Événements et spectacles en direct au CNA – mise à jour de septembre 2020.
Christian Tetzlaff ©Giorgia Bertazzi
OCNA à domicile

Bach, Berg et Schubert

Nous sommes heureux de vous présenter deux concerts tirés de nos archives qui ont été dirigés par des chefs extraordinaires. Vous entendrez d’abord notre premier chef invité, John Storgårds, et le violoniste Christian Tetzlaff dans des œuvres de Bach et de Berg lors d’un concert d’octobre 2018. Le renommé chef américain Leonard Slatkin est ensuite mis en vedette dans une symphonie de Schubert qu’il a dirigée avec brio en avril 2010.

Surtout reconnu comme directeur musical de l’Orchestre de Philadelphie de 1912 à 1941, Leopold Stokowski a été l’un des chefs d’orchestre les plus influents de sa génération; il a arrangé près de 40 œuvres de J.-S. Bach pour orchestre symphonique moderne, y compris la Partita pour violon seul no 3 avec son Preludio ou premier mouvement animé. La section des violons brille dans ce joyau de virtuosité.

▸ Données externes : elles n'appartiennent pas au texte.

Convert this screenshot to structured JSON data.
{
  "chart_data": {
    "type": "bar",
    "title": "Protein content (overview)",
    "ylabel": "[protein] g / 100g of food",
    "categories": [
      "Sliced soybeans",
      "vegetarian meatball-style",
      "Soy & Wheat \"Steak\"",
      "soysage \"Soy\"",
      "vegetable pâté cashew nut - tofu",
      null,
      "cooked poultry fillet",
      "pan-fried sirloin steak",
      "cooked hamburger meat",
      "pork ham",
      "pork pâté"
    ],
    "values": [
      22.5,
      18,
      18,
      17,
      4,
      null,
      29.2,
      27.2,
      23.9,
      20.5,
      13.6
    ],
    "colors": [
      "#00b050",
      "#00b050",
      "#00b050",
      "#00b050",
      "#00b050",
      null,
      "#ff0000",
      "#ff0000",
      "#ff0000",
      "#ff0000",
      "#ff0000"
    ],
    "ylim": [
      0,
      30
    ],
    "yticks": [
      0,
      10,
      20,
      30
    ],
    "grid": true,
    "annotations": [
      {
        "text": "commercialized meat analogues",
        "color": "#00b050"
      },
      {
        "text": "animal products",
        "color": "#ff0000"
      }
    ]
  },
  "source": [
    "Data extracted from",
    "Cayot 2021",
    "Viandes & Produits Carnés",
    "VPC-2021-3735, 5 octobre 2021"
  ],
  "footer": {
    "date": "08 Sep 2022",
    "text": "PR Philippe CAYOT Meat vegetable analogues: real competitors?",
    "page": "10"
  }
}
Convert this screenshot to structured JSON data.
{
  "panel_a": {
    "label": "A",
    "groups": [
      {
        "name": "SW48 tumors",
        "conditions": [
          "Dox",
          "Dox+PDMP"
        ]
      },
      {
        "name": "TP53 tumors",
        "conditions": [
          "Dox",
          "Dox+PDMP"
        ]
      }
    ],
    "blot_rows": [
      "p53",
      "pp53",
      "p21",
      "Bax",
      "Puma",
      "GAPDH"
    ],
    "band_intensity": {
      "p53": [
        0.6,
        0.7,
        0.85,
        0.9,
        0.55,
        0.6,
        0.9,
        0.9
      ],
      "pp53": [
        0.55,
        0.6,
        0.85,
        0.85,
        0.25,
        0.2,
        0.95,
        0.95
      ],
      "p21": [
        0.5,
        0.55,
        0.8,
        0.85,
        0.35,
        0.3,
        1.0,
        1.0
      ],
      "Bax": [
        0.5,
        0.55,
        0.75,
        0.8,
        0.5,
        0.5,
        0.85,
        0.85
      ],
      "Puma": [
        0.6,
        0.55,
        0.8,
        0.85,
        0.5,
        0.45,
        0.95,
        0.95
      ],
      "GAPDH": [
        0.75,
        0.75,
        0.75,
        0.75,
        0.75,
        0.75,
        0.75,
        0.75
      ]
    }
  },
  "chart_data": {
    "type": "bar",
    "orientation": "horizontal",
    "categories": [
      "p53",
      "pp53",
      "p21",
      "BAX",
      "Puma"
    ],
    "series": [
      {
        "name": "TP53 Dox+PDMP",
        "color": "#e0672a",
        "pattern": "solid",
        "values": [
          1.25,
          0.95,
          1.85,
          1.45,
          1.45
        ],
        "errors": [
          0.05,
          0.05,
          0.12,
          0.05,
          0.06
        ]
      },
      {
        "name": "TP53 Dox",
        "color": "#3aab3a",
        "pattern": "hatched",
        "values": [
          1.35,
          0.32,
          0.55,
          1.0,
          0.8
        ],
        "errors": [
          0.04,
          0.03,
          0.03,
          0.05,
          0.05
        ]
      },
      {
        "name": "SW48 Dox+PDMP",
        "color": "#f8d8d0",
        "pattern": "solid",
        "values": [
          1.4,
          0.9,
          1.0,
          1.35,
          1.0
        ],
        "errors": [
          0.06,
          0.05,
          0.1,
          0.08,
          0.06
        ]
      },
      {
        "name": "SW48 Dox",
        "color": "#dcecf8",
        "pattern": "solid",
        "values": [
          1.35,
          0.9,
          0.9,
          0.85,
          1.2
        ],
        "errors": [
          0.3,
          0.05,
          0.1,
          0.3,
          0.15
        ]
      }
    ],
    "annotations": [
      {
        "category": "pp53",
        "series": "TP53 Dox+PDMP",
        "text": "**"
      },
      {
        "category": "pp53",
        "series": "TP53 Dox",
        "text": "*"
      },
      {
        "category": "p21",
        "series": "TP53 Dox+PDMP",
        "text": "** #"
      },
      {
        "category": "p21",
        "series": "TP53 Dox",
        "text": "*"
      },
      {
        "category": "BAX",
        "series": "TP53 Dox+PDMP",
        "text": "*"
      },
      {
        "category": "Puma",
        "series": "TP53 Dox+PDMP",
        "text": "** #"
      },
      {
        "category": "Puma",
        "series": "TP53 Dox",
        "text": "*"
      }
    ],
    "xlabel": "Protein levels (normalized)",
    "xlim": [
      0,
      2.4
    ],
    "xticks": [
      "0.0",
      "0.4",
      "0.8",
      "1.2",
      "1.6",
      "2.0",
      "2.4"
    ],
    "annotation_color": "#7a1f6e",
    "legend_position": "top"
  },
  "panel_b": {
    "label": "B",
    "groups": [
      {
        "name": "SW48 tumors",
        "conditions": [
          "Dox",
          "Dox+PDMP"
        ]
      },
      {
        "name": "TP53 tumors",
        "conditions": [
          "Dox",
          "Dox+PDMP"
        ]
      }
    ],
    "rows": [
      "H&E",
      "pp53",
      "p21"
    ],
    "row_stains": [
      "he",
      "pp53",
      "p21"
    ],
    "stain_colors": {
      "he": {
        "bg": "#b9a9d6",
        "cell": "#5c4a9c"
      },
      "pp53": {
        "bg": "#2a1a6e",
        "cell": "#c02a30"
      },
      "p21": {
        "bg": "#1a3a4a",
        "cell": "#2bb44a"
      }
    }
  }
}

Le Concerto pour violon de Berg est une œuvre poignante dédiée « à la mémoire d’un ange » – Manon Gropius, fille d’Alma Mahler Werfel (veuve de Mahler) et de Walter Gropius, morte de la poliomyélite en 1935 alors qu’elle n’avait que 18 ans. Ce seul concerto pour instrument solo de Berg comprend deux mouvements joués sans pause, chacun subdivisé en deux sections. Vous entendrez le violoniste allemand Christian Tetzlaff adroitement interpréter cette pièce bouleversante en hommage à une jeune fille que le compositeur adorait.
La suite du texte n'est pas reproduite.